Raphaël Coumès-Marquet et Elena Vostrotina dans The Grey Area (chor. David Dawson)
Le cours public est un spectacle en soi, qui nous
offre une agréable mise en bouche. Il est donné par Howard Quintero, un
Cubain, et accompagné par une formidable pianiste, Natalya Chepurenko,
qui apporte un dynamisme bienvenu à un choix diversifié de musiques de
ballet. La barre laisse voir quelques regroupements nationaux : les
danseurs de Dresde d'un côté, les Anglais et les Cubains d'un autre,
tandis qu'à la barre centrale trônent nos quatre Français, présents en
force – une fois n'est pas coutume dans ce genre de contexte -, avec les
représentants de l'Opéra de Paris et du San Francisco Ballet. Au milieu
les choses s'animent naturellement avec une saine et enthousiasmante
compétition de sauts et de pirouettes entre les garçons – Isaac
Hernandez, un formidable danseur du Het Nationale Ballet qui semble ne
pas connaître l'existence du sol, François Alu, qu'on ne présente plus,
et le mythique Rolando - «Rolandito» - Sarabia, qui allie à une
extraordinaire virtuosité cette rareté, l'élégance du geste, jusque dans
ses épaulements et ses mains, tellement cubaines. A cette
démonstration, qui réchauffe l'assistance et emballe les
applaudissements, succède une coda endiablée de fouettés et de tours,
réclamée par les danseurs eux-mêmes. Bref, le «dédain de la prouesse»

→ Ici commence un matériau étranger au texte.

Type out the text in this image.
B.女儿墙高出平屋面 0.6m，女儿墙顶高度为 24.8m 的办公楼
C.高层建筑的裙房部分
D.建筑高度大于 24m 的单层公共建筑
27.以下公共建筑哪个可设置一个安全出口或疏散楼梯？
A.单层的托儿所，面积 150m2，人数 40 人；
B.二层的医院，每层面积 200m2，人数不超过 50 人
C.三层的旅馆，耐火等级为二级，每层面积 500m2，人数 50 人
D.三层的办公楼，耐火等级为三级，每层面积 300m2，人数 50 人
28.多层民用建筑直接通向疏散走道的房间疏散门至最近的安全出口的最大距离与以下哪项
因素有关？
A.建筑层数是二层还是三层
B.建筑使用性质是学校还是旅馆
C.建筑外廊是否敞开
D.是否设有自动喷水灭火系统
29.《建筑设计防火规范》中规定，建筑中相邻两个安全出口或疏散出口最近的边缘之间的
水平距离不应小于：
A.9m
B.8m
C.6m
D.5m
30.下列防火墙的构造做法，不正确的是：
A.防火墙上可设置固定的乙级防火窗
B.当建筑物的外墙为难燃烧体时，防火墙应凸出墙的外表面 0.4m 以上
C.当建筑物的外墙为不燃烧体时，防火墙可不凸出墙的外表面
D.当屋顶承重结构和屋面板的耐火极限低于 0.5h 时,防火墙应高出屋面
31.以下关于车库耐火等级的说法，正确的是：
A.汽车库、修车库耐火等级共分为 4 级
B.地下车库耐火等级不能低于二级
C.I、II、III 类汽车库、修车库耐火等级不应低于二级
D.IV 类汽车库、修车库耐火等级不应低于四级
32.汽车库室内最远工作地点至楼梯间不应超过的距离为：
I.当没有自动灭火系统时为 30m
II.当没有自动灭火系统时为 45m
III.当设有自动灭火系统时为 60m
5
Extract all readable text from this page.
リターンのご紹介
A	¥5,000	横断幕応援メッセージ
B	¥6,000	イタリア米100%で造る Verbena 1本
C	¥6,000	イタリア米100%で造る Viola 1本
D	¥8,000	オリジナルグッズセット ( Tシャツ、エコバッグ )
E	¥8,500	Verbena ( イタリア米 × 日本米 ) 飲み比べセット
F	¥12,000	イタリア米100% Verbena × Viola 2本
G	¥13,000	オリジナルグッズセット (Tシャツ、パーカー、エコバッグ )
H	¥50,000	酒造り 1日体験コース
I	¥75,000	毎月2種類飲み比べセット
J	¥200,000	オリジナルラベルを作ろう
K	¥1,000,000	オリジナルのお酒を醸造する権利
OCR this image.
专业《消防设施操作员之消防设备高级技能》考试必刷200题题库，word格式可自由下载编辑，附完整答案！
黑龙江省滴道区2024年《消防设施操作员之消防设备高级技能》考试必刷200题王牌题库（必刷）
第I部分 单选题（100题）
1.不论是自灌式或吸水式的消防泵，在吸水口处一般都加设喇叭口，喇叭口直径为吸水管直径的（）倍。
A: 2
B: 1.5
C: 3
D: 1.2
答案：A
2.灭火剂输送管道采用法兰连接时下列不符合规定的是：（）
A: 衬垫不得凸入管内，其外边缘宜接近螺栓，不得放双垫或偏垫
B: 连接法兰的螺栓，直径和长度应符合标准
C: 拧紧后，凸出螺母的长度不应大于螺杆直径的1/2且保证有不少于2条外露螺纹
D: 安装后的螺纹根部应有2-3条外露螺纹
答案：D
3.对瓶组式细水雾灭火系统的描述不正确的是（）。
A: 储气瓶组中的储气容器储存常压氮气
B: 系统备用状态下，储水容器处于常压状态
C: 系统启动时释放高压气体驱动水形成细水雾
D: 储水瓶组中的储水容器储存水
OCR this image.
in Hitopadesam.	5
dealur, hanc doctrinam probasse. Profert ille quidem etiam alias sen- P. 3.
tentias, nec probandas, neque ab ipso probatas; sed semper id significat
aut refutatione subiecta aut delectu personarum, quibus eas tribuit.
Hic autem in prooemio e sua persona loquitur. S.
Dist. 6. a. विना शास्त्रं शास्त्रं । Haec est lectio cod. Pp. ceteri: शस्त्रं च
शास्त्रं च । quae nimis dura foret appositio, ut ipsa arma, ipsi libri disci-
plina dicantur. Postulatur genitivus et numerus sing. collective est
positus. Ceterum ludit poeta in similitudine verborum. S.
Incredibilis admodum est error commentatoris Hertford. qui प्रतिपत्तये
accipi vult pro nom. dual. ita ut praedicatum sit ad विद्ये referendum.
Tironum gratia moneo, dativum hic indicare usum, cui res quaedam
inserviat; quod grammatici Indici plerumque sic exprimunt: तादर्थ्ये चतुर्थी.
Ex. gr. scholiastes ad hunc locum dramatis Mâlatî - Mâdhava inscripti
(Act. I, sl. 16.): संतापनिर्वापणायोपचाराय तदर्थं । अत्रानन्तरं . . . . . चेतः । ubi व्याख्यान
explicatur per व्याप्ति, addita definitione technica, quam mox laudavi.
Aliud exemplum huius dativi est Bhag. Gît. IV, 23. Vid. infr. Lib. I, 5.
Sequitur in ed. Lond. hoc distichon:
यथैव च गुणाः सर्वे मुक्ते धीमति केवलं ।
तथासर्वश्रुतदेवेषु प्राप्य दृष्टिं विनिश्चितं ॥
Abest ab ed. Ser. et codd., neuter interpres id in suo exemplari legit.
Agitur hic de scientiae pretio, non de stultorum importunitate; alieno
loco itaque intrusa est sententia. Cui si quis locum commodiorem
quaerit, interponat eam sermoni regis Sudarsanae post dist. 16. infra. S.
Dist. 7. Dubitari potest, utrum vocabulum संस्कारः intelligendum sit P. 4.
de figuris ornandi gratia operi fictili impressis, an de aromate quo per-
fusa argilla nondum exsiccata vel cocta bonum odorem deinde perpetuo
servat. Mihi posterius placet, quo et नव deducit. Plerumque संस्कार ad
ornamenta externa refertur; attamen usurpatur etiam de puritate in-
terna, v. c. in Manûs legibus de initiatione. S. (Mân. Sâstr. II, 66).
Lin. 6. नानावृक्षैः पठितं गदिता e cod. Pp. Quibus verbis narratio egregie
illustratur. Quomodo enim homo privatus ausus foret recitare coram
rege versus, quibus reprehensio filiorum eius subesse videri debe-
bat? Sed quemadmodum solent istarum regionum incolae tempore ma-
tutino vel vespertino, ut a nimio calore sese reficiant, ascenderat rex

peut aller se rhabiller et Louis XIV avec.
Le soin apporté dans l'organisation se retrouve
lors de la représentation. Nejma Ben Brahim, présentatrice à la diction
impeccable, introduit au fil du spectacle les danseurs et les morceaux
dansés. Le propos est pédagogique, parfois un brin emphatique, mais
néanmoins toujours éclairant. C'est surtout une belle marque de respect
envers les spectateurs et les danseurs, traités comme des artistes,
attachés à une maison ou à un répertoire, et non comme de simples
débiteurs de pirouettes en série – trois petits tours et puis s'en vont.
Côté mise en scène, le gala opte pour la sobriété, avec des éclairages
tempérés (presque trop parfois – ceux de Diamants m'ont paru bien trop sombres), nous évitant les diaporamas dégoulinants dans l'air du temps.
Venus Villa dans Diane et Actéon (chor. Agrippina Vaganova)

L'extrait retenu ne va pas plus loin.